Does it make financial sense to transition from paper to electronic documentation? This question drives at the overall financial impact of the transition. In addition to the total cost of ownership, you should seek to understand:
  • How will revenues be impacted? Some of the strongest financial benefits come from proper, as opposed to under billing. When all patient care is properly documented, and the billing information is a bi-product of the documentation process, then all services provided are billed appropriately. This single factor - recovering lost charges for services currently being delivered - often pays for the total cost of ownership within a short period of time.
  • How are costs impacted? Paper charting supplies are no longer needed. Document storage, faxing and courier costs often decline. Transcription fees can be eliminated. Cost reduction usually does not depend on staff reduction, but dramatic changes in work flow (such as the electronic management of claims data, instead of human entry) can result in reallocating staff to increase capacity or to spend more time and attention focused on patient care.

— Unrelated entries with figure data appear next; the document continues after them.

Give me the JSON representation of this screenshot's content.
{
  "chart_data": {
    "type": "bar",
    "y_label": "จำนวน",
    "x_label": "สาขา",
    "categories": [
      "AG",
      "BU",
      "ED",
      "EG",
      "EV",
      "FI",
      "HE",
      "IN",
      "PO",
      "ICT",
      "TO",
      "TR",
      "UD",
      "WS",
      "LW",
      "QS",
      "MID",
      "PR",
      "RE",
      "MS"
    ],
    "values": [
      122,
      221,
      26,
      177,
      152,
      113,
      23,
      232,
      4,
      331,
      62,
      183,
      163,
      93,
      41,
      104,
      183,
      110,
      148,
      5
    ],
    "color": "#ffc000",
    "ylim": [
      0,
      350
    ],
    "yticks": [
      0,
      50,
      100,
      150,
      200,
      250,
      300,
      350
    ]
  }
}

  • ‘Soft’ benefits. Several of the significant financial benefits don’t lend themselves well to quantification. For example, what is the impact of having clear, legible, comprehensive and complete documents to share with your referring physicians? Does it secure existing relationships and aide in marketing to new sources of referrals? What is the value of lowering your risk profile during audits by having those same documents – with a very high degree of confidence that the documentation mirrors the claim – that are 100% accessible and just mouse clicks away?